Many even make claims revolving around the premise that the Queen was ‘deliberately unkind’ towards the next in line to the throne, Prince Charles.
Queen Elizabeth is a monarch who has always been tight lipped about private matters, and even in the age of digital media, has managed to create a veil of invisibility upon all that occurs behind palace doors.
While the Queen’s personal life is not such a well-known fact, many royal biographers studying the Queen for all these years claim that she was never a ‘hands-on’ mother and was ‘deliberately unkind’ towards her children.
According to filmmaker Tom Jennings, the show Being The Queen provides an in-depth understanding into the Queen’s private and home life.
It is riddled with archival footage and other tapes that illustrate a timeline of the Queen’s entire reign, right from the moment of her coronation.
One of the documentary’s most shocking parts revolved around the monarch’s parenting style towards all of her children, Prince Charles, Prince Andrew, Prince Edward and Princess Anne.
The documentary depicts the reigning monarch to be a ‘hands-off’ maternal figure. One royal biographer, Tim Heald claimed that the Queen’s children were considered ‘lucky’ if they even got to meet their mother for a day.
Heald was quoted saying, “It wasn’t that anybody was being deliberately unkind or cold…it was just the way you did things.”
That is not to say the biographer blames the crown in any way. The Queen has always put her citizens first and only took a step back from public dealings to comfort Prince William and Prince Harry following the death of their mother.
Heald added, “Keep in mind that running the monarchy is a full-time job times 20, so things like family time fall through the cracks.

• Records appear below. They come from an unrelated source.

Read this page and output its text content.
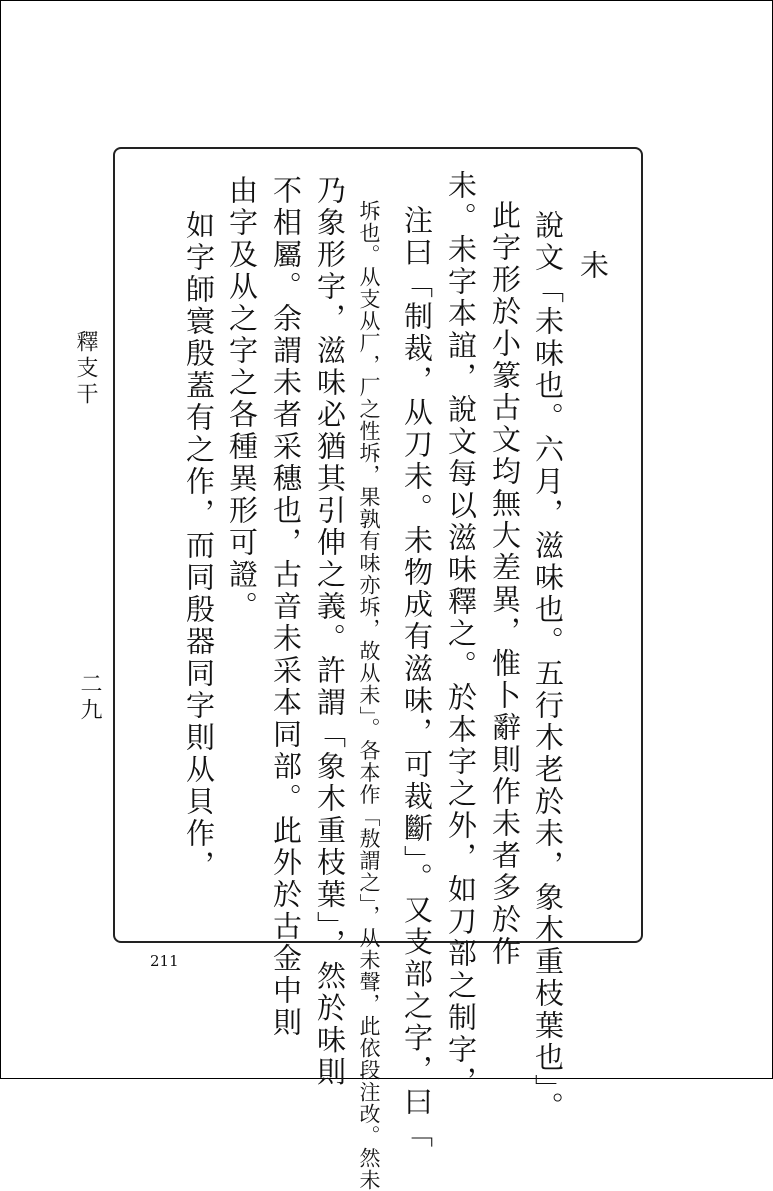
未
說文「未味也。六月，滋味也。五行木老於未，象木重枝葉也」。
此字形於小篆古文均無大差異，惟卜辭則作未者多於作
未。未字本誼，說文每以滋味釋之。於本字之外，如刀部之制字，
注曰「制裁，从刀未。未物成有滋味，可裁斷」。又支部之字，曰「
坼也。从支从厂，厂之性坼，果孰有味亦坼，故从未」。各本作「敖謂之」，从未聲，此依段注改。然未
乃象形字，滋味必猶其引伸之義。許謂「象木重枝葉」，然於味則
不相屬。余謂未者采穗也，古音未采本同部。此外於古金中則
由字及从之字之各種異形可證。
如字師寰殷蓋有之作，而同殷器同字則从貝作，
釋支干
二九
211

Entrusting their children to boarding schools, private tutors, and such is terrific for one’s education, but it isn’t the same as the nurturing and guidance that you would get from a parent.
However, Heald did admit, “The queen could be so steadfast in her own marriage, and yet her children’s marriages were falling apart left and right.”
Where the Queen failed to provide one on one attention to her kin, boarding schools came into play for they could “produce rounded human beings emotionally”. All of the Queen’s children attended these schools after the age of 13.
Another way the Queen juggled her responsibilities was through depending "on the nannies to supervise the daily lives” of her children.